Updated — Kuzu V0 120 Better
In v0.0.x: COPY (MATCH (a)-[e]->(b) RETURN a, e, b) TO 'dump.csv';
Think of it as . You link the library, open a file, and query. Historically, Kuzu was fast for transactional workloads (OLTP) but struggled with complex traversals (OLAP) common in graph analytics. Breaking Down "V0 120" The search term "kuzu v0 120" refers to the release tag v0.1.2 . However, the "120" is a semantic shorthand—often used by developers migrating from v0.0.x versions.
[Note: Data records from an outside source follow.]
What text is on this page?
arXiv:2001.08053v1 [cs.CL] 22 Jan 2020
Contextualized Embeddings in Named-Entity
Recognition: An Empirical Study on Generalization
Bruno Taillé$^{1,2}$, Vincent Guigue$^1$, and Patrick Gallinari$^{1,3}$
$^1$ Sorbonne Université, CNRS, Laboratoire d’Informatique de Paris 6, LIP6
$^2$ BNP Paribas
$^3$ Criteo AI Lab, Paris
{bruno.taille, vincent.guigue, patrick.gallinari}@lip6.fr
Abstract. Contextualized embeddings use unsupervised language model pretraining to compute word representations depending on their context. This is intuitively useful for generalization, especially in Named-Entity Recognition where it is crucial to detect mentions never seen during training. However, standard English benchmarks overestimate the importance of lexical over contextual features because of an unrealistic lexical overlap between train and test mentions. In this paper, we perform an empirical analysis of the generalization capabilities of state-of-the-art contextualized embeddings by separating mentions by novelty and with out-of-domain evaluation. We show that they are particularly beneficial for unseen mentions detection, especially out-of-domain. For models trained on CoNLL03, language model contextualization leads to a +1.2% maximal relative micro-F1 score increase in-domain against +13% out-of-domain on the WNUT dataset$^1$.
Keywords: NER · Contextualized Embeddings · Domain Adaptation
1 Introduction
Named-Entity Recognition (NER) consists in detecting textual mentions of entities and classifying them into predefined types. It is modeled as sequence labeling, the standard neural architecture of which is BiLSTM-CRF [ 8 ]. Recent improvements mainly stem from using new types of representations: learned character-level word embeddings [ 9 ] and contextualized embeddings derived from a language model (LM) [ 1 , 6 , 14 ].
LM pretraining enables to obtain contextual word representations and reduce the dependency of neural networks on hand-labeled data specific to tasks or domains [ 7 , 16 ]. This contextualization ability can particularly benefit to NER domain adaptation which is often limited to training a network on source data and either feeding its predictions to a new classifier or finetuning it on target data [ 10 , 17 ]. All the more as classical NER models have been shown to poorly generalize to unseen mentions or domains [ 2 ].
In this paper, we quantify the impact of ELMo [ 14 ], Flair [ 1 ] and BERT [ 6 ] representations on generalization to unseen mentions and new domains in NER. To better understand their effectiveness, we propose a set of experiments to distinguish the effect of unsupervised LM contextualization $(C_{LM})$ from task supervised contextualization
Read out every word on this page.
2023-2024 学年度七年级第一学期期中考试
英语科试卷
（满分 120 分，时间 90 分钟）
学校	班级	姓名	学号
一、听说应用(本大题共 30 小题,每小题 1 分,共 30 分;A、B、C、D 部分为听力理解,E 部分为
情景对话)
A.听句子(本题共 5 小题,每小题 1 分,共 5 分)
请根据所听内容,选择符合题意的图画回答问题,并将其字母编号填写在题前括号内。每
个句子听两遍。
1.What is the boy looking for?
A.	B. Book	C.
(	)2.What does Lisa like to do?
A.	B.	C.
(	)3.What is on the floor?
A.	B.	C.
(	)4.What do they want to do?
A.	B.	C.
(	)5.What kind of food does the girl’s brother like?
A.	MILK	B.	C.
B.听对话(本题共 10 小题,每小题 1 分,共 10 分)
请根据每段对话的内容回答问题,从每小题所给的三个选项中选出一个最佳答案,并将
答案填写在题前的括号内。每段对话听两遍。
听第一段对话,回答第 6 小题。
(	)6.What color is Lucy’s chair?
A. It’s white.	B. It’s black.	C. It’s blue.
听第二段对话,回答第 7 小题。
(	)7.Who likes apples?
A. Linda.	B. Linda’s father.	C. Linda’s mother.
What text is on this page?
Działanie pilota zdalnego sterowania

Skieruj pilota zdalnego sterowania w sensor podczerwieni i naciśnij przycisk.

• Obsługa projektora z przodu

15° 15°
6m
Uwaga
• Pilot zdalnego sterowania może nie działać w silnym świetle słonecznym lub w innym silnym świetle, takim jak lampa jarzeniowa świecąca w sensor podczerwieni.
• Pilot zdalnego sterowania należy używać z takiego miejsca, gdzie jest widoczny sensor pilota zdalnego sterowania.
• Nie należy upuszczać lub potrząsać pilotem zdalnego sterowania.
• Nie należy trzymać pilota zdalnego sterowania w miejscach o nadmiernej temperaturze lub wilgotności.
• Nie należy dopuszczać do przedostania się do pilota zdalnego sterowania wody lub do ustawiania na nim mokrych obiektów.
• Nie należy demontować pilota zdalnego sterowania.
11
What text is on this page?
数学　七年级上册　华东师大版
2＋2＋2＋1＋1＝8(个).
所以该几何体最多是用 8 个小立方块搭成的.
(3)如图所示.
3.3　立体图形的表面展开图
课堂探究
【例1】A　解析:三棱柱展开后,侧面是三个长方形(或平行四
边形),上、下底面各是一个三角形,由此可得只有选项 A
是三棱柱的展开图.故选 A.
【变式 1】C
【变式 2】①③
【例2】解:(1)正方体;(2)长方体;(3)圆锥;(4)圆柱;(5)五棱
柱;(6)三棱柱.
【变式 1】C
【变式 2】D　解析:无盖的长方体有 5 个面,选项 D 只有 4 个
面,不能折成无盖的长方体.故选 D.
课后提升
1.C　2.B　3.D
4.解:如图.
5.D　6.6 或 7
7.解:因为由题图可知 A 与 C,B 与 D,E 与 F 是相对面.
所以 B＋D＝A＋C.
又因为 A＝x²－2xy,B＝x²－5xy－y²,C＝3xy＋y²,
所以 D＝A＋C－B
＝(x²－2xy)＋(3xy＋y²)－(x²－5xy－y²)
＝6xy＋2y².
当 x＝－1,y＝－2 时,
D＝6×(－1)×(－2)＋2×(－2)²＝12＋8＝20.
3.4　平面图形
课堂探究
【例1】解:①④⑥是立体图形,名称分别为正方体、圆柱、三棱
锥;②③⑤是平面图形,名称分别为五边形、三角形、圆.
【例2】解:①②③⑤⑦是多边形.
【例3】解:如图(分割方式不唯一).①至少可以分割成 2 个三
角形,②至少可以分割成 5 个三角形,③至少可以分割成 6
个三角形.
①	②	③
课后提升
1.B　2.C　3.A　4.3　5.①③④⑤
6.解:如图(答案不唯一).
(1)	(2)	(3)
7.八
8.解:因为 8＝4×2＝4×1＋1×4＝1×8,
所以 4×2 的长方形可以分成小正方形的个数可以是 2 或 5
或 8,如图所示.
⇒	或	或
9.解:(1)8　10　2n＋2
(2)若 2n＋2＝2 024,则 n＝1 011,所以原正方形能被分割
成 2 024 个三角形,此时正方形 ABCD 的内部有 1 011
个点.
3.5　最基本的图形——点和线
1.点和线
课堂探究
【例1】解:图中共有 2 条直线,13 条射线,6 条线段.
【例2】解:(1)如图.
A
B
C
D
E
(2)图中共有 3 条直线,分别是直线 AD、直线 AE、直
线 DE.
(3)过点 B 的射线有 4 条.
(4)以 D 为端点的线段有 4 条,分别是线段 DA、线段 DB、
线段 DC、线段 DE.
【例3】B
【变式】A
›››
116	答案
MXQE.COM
This release is significant because it bridges the gap between a prototype and a production-ready engine. kuzu v0 120 better
V0.0.x (clunky):
Old query (v0.0.x): MATCH (a:Person)-[:FRIEND_OF*1..3]->(b:Person) took 12 seconds on 10M nodes. New query (v0.1.2): Same traversal completes in 0.8 seconds . Why better? The engine now prunes search paths dynamically using adjacency list skipping. For graph analytics, this is revolutionary. 2. Memory Mapping (MMap) vs. Heap Allocation Prior versions relied on heap allocation via malloc . For large graphs (50GB+), this caused swapping thrashing and OOM (Out Of Memory) killer events. Breaking Down "V0 120" The search term "kuzu
For (embedding a DB in a desktop app, mobile backend, or IoT device): Yes, absolutely. The memory safety and crash recovery make it enterprise-ready. or IoT device): Yes
If you are tired of fighting Docker containers for Neo4j, tired of recursive CTEs in SQLite, or tired of your graph analysis OOM-killing your laptop, download Kuzu v0.1.2.